A network of TikTok accounts is teaching users how to make pipe bombs and other weapons
TikTok's algorithm is helping the accounts reach millions of users
Update (5/18/22): It appears that TikTok has since removed the accounts referenced in this piece, though related backup accounts and duplicates of the videos still remain on the platform.
A seemingly affiliated network of TikTok accounts is teaching users how to make dangerous — and often illegal — weapons, garnering millions of combined views on videos that are in clear violation of TikTok’s own community guidelines prohibiting “instructions on how to make or use weapons that may incite violence.” These accounts speak to a larger problem of TikTok’s inability to sufficiently moderate dangerous instructional videos — and the platform’s algorithm is actually amplifying this content.
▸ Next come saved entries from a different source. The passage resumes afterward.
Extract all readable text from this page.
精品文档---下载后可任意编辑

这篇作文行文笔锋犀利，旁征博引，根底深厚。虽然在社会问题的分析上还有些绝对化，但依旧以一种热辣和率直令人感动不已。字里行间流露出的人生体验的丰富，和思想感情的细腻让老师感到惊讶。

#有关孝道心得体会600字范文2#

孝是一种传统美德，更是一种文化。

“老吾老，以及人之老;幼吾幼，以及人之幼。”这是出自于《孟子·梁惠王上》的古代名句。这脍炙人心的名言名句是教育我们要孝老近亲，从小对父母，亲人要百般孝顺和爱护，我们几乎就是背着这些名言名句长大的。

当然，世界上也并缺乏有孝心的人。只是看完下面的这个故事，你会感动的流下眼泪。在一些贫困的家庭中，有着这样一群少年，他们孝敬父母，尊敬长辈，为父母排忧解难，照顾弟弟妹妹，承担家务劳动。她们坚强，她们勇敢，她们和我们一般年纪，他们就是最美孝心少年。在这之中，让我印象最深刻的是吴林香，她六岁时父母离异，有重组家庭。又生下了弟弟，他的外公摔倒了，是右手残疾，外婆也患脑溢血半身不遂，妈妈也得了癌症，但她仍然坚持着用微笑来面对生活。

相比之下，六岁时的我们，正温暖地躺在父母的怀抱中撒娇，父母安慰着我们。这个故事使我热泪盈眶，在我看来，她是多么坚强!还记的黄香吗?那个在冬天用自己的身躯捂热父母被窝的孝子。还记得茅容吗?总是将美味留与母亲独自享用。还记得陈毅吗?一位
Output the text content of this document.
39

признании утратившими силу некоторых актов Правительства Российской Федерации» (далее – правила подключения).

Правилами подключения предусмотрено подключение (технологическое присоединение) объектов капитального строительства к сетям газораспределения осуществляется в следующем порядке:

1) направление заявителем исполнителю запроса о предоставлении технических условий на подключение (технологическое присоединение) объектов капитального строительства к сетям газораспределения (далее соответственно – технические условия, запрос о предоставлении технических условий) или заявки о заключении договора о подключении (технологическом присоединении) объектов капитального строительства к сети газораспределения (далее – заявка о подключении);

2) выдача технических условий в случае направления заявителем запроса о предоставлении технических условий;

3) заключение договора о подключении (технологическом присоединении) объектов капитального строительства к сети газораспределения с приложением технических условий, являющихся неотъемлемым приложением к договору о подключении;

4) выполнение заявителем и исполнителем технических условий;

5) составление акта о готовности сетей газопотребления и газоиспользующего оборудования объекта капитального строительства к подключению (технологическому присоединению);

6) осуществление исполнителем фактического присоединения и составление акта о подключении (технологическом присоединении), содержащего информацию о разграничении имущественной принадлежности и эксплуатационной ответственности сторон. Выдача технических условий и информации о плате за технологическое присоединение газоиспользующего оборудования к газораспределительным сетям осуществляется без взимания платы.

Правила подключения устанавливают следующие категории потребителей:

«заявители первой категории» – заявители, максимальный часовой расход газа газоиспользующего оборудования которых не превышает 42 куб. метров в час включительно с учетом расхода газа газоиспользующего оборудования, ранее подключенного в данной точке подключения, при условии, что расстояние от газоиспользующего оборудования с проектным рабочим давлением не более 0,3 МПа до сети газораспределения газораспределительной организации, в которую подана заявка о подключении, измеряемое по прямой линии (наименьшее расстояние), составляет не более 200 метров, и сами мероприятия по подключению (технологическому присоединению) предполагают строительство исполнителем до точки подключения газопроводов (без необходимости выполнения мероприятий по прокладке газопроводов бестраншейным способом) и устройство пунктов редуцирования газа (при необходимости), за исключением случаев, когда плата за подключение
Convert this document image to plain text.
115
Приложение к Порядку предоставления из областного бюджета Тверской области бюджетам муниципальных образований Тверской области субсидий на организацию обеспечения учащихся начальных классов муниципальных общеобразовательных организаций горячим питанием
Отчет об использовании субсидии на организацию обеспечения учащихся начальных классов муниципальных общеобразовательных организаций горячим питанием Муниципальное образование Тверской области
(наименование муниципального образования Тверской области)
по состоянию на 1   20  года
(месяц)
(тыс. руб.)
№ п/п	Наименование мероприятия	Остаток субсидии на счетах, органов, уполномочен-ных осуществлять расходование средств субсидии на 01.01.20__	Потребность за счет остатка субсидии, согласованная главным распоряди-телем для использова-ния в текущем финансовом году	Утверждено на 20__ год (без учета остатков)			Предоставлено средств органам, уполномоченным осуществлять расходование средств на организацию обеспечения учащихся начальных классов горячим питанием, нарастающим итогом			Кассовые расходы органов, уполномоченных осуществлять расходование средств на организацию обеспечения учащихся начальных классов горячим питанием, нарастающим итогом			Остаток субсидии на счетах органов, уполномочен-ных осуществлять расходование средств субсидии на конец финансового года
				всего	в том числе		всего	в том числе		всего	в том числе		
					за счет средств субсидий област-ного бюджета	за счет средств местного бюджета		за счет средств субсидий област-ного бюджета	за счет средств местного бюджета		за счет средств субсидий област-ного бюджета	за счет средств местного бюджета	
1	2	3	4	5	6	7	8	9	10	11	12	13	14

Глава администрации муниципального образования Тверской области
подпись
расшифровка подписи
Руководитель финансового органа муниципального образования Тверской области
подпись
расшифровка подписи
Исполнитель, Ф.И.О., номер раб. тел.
The network of TikTok accounts use variations of the same basic account name or share the same hashtags, while also recycling the instructional videos that teach users how to make weapons such as pipe bombs, Molotov cocktails, and chloroform. One creator admitted to running multiple accounts in order to evade a TikTok ban.
Users will often ask for specific weapon instructions and the creator will respond with a step-by-step tutorial teaching how to make dangerous weapons, with an outwardly innocuous cartoon man (generated using Renderforest) providing instructions.
One user asked, “homemade grenade pls kind sir,” and the creator responded with a pipe bomb tutorial.
The accounts often use the hashtag “joke” or “meme” in the caption of their videos to evade TikTok’s moderation efforts. One of the accounts has claimed that the tutorials are “real” and that they “only use #joke to avoid the tiktok ban” — not because the videos are “fake.”
Some accounts direct users to their Discord “chemistry” or “laboratory” channels, promising new “recipes.” Multiple accounts claim to get their recipes from The Anarchist Cookbook, which has been linked to a number of terrorist attacks since it was first published in 1971, including the Oklahoma City bombing and Columbine school shooting. In 2013, the author called for the book to “go quietly and immediately out of print” after it was connected to another attack.
Now, videos sharing its bomb-making instructions have cumulatively garnered millions of views — in addition to the millions of views of an affiliated hashtag — meaning TikTok’s algorithm has enabled these tutorials to widely circulate. This is particularly concerning in the wake of a mass shooting at a Buffalo, New York, supermarket over the weekend, in which a white supremacist shooter was allegedly radicalized on 4chan and planned his attack on Discord — highlighting the dangerous role that online platforms can play in spreading real-world violence.